[handedness]

You still need to address this part: "Qubes is great but at the end of the day cannot protect against evil maid attacks to the level that pixel or apple phones can. Its great at making sure a browser exploit cannot steal your banking credentials you have open in a different virtual machine but cannot overcome the limitations of the platforms it builds off of."

That's the crux of it you blow past every single time it comes up, and then disparage others as having not stuck around long enough to educate you (as if that's their responsibility).

[fsflover]

> "Qubes is great but at the end of the day cannot protect against evil maid attacks to the level that pixel or apple phones can"

Yes, it can. Heads, TPM with a hardware key do exactly that, don't they? I'm not sure what you mean by "level". You would need to use a nail polish, too, to be sure your laptop wasn't tampered with.

> but cannot overcome the limitations of the platforms it builds off of

Yes, it can, if you use it correctly. Tell me your threat model, and I will explain how Qubes can protect you.

[handedness]

Comprehensive verified boot with hardware attestation, a secure element, no dependency on USB for AEM. It's an entirely different ballgame.

Qubes AEM hasn't had an update in years, either.

[fsflover]

Perhaps you are right, and the hardware attestation is more reliable on a Pixel. However, doesn't it rely on proprietary hardware, unlike Heads? coreboot with Heads is not the same as Qubes AEM. Heads is updated regularly: https://github.com/linuxboot/heads/

[upboundspiral]

Heads + TPM is solid but I suspect it is not at the level of Google/Apple secure enclave. And a strong secure enclave provides benefits outside of first boot to secure certain processor state and continuosly ensure integrity.

For desktop TPM at least to me they seem a bit of a black box with many past vulnerabilities https://en.wikipedia.org/w/index.php?title=Trusted_Platform_....

I think at cold boot as long as one doesn't store the encryption key in the TPM (external hardware key?) then one should be secure. I am not so sure about post boot however, once the system is already running.

This actually prompted me to research a bit on the scale of the security impact of SMM

https://en.wikipedia.org/wiki/System_Management_Mode

https://doc.coreboot.org/security/smm.html

It seems that coreboot is aware and supposedly for some computers can be implemented to catch calls to SMM (ideally this would prevent the attacker from triggering SMM - if they do it's game over).

I do suspect though that if the system bus is not protected from malicious calls then someone can trigger SMM and have carte blanche to one's computer.

https://www.infoworld.com/article/2167684/hackers-find-a-new...

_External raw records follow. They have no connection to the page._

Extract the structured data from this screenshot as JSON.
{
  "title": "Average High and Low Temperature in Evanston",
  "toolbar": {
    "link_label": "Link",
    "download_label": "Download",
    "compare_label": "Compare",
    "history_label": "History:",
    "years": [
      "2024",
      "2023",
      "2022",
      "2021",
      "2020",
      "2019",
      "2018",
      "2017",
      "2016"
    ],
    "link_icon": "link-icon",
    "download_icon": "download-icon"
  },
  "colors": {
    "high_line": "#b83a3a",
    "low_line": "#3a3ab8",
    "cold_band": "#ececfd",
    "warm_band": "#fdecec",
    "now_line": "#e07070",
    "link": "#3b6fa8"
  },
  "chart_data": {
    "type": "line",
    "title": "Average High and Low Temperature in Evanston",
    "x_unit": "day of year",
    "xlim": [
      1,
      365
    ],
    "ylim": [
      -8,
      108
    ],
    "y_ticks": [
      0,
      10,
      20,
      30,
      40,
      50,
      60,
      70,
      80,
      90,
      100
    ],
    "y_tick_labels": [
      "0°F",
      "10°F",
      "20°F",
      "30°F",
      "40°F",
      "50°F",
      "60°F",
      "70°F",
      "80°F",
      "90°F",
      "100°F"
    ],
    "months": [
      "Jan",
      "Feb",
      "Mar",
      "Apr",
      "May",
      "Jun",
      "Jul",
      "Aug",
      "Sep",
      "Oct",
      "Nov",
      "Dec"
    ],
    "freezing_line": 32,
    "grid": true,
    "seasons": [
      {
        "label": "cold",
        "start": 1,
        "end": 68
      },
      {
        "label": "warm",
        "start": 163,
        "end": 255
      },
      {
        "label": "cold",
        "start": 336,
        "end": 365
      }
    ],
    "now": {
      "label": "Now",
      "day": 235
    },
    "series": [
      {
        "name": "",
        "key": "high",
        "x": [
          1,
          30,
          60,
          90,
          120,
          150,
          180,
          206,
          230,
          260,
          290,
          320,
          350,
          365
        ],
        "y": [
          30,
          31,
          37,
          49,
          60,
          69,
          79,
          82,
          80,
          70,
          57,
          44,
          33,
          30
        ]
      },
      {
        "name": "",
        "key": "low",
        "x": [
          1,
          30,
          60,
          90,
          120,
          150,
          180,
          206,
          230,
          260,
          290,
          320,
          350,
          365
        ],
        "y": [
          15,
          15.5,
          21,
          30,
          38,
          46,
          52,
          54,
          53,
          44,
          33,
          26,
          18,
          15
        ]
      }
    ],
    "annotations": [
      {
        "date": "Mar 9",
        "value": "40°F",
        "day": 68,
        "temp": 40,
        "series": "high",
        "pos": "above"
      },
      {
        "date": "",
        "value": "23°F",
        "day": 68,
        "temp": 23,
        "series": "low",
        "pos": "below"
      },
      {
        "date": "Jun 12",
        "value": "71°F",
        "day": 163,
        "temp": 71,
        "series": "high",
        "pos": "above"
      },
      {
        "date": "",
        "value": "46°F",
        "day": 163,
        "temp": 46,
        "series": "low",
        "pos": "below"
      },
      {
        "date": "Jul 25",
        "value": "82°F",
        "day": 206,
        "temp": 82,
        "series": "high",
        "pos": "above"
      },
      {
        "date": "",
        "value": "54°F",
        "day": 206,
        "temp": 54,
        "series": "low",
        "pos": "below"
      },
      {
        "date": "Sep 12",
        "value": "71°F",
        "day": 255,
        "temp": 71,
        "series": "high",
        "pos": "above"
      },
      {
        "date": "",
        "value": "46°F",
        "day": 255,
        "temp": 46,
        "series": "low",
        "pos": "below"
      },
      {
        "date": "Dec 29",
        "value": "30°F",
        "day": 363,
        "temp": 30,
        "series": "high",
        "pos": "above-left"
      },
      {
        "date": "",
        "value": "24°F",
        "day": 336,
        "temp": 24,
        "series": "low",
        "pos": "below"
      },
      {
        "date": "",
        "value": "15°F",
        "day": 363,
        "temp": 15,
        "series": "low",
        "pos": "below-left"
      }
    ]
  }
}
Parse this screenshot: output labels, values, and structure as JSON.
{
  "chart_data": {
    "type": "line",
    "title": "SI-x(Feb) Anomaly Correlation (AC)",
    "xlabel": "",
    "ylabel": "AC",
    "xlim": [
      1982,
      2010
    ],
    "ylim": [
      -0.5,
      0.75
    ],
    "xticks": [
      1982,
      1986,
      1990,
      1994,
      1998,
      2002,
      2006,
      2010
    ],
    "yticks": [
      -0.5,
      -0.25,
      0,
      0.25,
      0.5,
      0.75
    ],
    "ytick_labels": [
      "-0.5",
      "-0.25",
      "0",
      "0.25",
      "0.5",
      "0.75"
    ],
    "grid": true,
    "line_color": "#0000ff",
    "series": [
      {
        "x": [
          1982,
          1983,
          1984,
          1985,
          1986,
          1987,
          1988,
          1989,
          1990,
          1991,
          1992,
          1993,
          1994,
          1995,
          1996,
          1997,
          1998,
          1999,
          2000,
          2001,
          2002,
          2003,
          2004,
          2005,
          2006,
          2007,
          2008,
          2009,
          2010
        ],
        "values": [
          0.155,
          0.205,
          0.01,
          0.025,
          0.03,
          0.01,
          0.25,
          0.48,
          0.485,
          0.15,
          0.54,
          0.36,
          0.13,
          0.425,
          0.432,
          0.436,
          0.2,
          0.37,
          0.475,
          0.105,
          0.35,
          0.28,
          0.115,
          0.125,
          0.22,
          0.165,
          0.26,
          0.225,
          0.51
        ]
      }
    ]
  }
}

https://hothardware.com/news/researchers-discover-rootkit-ex...

I don't know what processes Apple / Android use but I suspect ARM chips don't have SMM and that they tie certain functions to their secure enclave. In X86 its backwards, with SMM having control over the TPM (at least in some implementations).

Though some SMM vulnerabilities are patched by now given its history I take X86 security with a grain of salt. I think the potential for a secure platform is there, but I suspect one would want to make their own boards engineered with security in mind to be certain (I hope this happens in the future - it seems to be happening in the server space already).

[fsflover]

> external hardware key?

Yes: https://en.wikipedia.org/wiki/Librem#Librem_Key

[handedness]

Versus storing the encryption key on a device requiring USB with its many vulnerabilities (even on Qubes OS), storing the key in a dedicated eSE is beneficial.

Beyond that, there have been known vulnerabilities of NitroKey's Librem Key, to say nothing of the Nitro Key App.

Nothing's perfect but I would vastly prefer something like the Titan M2's implementation over a USB key with all of the complexity and attack surface that introduces.